Part 31 (1/2)

He leaned forward, half kneeling at her feet, and she permitted him to clasp her hand within both his own. ”Tell me, at least, this--is it some one else? Is it Hampton?”

She smiled at him through a mist of tears, a smile the sad sweetness of which he would never forget. ”In the sense you mean, no. No living man stands between us, not even Bob Hampton.”

”Does he know why this cannot be?”

”He does know, but I doubt if he will ever reveal his knowledge; certainly not to you. He has not told me all, even in the hour when he thought himself dying. I am convinced of that. It is not because he dislikes you, Lieutenant Brant, but because he knew his partial revealment of the truth was a duty he owed us both.”

There was a long, painful pause between them, during which neither ventured to look directly at the other.

”You leave me so completely in the dark,” he said, finally; ”is there no possibility that this mysterious obstacle can ever be removed?”

”None. It is beyond earthly power--there lies between us the shadow of a dead man.”

He stared at her as if doubting her sanity.

”A dead man! Not Gillis?”

”No, it is not Gillis. I have told you this much so that you might comprehend how impossible it is for us to change our fate. It is irrevocably fixed. Please do not question me any more; cannot you see how I am suffering? I beseech your pity; I beg you not to prolong this useless interview. I cannot bear it!”

Brant rose to his feet, and stood looking down upon her bowed head, her slender figure shaken by sobs. Whatever it might prove to be, this mysterious shadow of a dead man, there could be no doubting what it now meant to her. His eyes were filled with a love unutterable.

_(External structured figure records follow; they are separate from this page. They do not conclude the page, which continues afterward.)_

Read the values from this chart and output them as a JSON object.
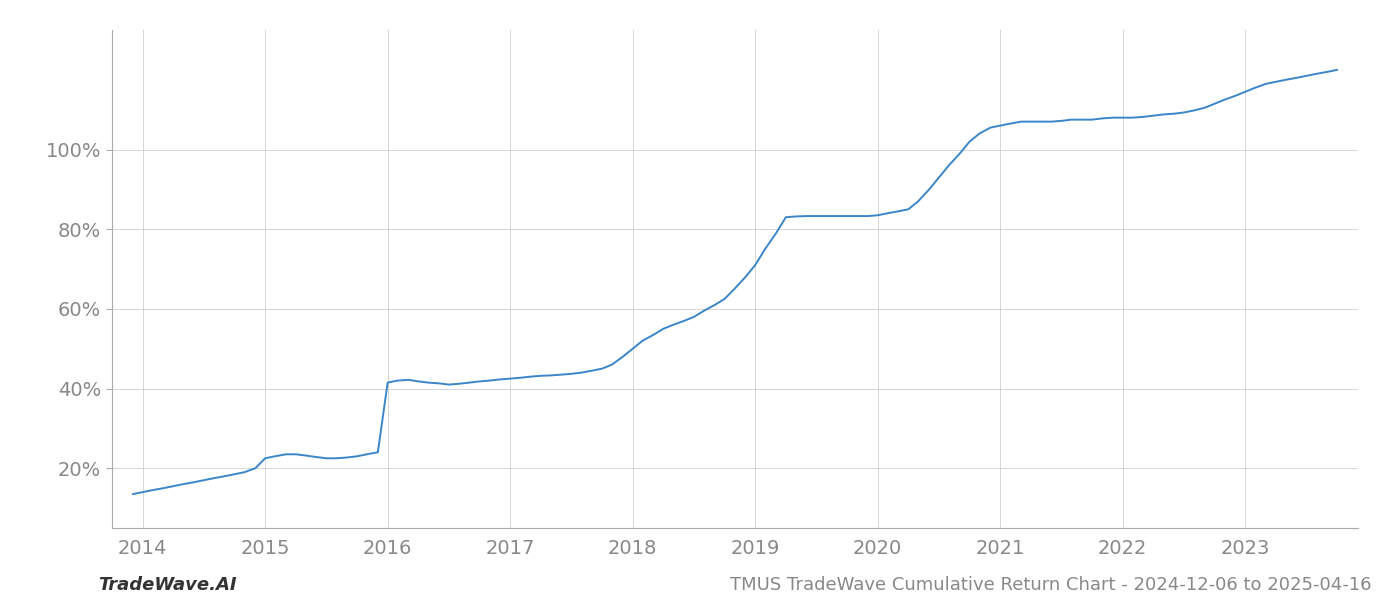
{
  "title": "TMUS TradeWave Cumulative Return Chart - 2024-12-06 to 2025-04-16",
  "watermark": "TradeWave.AI",
  "line_color": "#3a86c8",
  "line_width": 1.4,
  "background_color": "#ffffff",
  "grid_color": "#cccccc",
  "x_years": [
    2013.92,
    2014.0,
    2014.08,
    2014.17,
    2014.25,
    2014.33,
    2014.42,
    2014.5,
    2014.58,
    2014.67,
    2014.75,
    2014.83,
    2014.92,
    2015.0,
    2015.08,
    2015.17,
    2015.25,
    2015.33,
    2015.42,
    2015.5,
    2015.58,
    2015.67,
    2015.75,
    2015.83,
    2015.92,
    2016.0,
    2016.08,
    2016.17,
    2016.25,
    2016.33,
    2016.42,
    2016.5,
    2016.58,
    2016.67,
    2016.75,
    2016.83,
    2016.92,
    2017.0,
    2017.08,
    2017.17,
    2017.25,
    2017.33,
    2017.42,
    2017.5,
    2017.58,
    2017.67,
    2017.75,
    2017.83,
    2017.92,
    2018.0,
    2018.08,
    2018.17,
    2018.25,
    2018.33,
    2018.42,
    2018.5,
    2018.58,
    2018.67,
    2018.75,
    2018.83,
    2018.92,
    2019.0,
    2019.08,
    2019.17,
    2019.25,
    2019.33,
    2019.42,
    2019.5,
    2019.58,
    2019.67,
    2019.75,
    2019.83,
    2019.92,
    2020.0,
    2020.08,
    2020.17,
    2020.25,
    2020.33,
    2020.42,
    2020.5,
    2020.58,
    2020.67,
    2020.75,
    2020.83,
    2020.92,
    2021.0,
    2021.08,
    2021.17,
    2021.25,
    2021.33,
    2021.42,
    2021.5,
    2021.58,
    2021.67,
    2021.75,
    2021.83,
    2021.92,
    2022.0,
    2022.08,
    2022.17,
    2022.25,
    2022.33,
    2022.42,
    2022.5,
    2022.58,
    2022.67,
    2022.75,
    2022.83,
    2022.92,
    2023.0,
    2023.08,
    2023.17,
    2023.25,
    2023.33,
    2023.42,
    2023.5,
    2023.58,
    2023.67,
    2023.75
  ],
  "y_values": [
    13.5,
    14.0,
    14.5,
    15.0,
    15.5,
    16.0,
    16.5,
    17.0,
    17.5,
    18.0,
    18.5,
    19.0,
    20.0,
    22.5,
    23.0,
    23.5,
    23.5,
    23.2,
    22.8,
    22.5,
    22.5,
    22.7,
    23.0,
    23.5,
    24.0,
    41.5,
    42.0,
    42.2,
    41.8,
    41.5,
    41.3,
    41.0,
    41.2,
    41.5,
    41.8,
    42.0,
    42.3,
    42.5,
    42.7,
    43.0,
    43.2,
    43.3,
    43.5,
    43.7,
    44.0,
    44.5,
    45.0,
    46.0,
    48.0,
    50.0,
    52.0,
    53.5,
    55.0,
    56.0,
    57.0,
    58.0,
    59.5,
    61.0,
    62.5,
    65.0,
    68.0,
    71.0,
    75.0,
    79.0,
    83.0,
    83.2,
    83.3,
    83.3,
    83.3,
    83.3,
    83.3,
    83.3,
    83.3,
    83.5,
    84.0,
    84.5,
    85.0,
    87.0,
    90.0,
    93.0,
    96.0,
    99.0,
    102.0,
    104.0,
    105.5,
    106.0,
    106.5,
    107.0,
    107.0,
    107.0,
    107.0,
    107.2,
    107.5,
    107.5,
    107.5,
    107.8,
    108.0,
    108.0,
    108.0,
    108.2,
    108.5,
    108.8,
    109.0,
    109.3,
    109.8,
    110.5,
    111.5,
    112.5,
    113.5,
    114.5,
    115.5,
    116.5,
    117.0,
    117.5,
    118.0,
    118.5,
    119.0,
    119.5,
    120.0
  ],
  "x_tick_labels": [
    "2014",
    "2015",
    "2016",
    "2017",
    "2018",
    "2019",
    "2020",
    "2021",
    "2022",
    "2023"
  ],
  "x_tick_positions": [
    2014,
    2015,
    2016,
    2017,
    2018,
    2019,
    2020,
    2021,
    2022,
    2023
  ],
  "y_ticks": [
    20,
    40,
    60,
    80,
    100
  ],
  "y_tick_labels": [
    "20%",
    "40%",
    "60%",
    "80%",
    "100%"
  ],
  "xlim": [
    2013.75,
    2023.92
  ],
  "ylim": [
    5,
    130
  ],
  "tick_label_color": "#888888",
  "tick_fontsize": 14,
  "title_fontsize": 13,
  "watermark_fontsize": 13,
  "spine_color": "#aaaaaa"
}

”Naida, as you have asked it, I will go; but I go better, stronger, because I have heard your lips say you love me. I am going now, my sweetheart, but if I live, I shall come again. I know nothing of what you mean about a dead man being between us, but I shall know when I come back, for, dead or alive, no man shall remain between me and the girl I love.”

”This--this is different,” she sobbed, ”different; it is beyond your power.”

”I shall never believe so until I have faced it for myself, nor will I even say good-bye, for, under G.o.d, I am coming back to you.”

He turned slowly, and walked away. As his hand touched the latch of the door he paused and looked longingly back.

”Naida.”

She glanced up at him.

”You kissed me once; will you again?”

She rose silently and crossed over to him, her hands held out, her eyes uplifted to his own. Neither spoke as he drew her gently to him, and their lips met.

”Say it once more, sweetheart?”

”Donald, I love you.”

A moment they stood thus face to face, reading the great lesson of eternity within the depths of each other's eyes. Then slowly, gently, she released herself from the clasp of his strong arms.

”You believe in me now? You do not go away blaming me?” she questioned, with quivering lips.

”There is no blame, for you are doing what you think right. But I am coming back, Naida, little woman; coming back to love and you.”

An hour later N Troop trotted across the rude bridge, and circled the bluff, on its way toward the wide plains. Brant, riding ahead of his men, caught a glimpse of something white fluttering from an open window of the yellow house fronting the road. Instantly he whipped off his campaign hat, and bowing to the saddle pommel, rode bareheaded out of sight. And from behind the curtain Naida watched the last horseman round the bluff angle, riding cheerfully away to hards.h.i.+p, danger, and death, her eyes dry and despairing, her heart scarcely beating. Then she crept across the narrow room, and buried her face in the coverlet of the bed.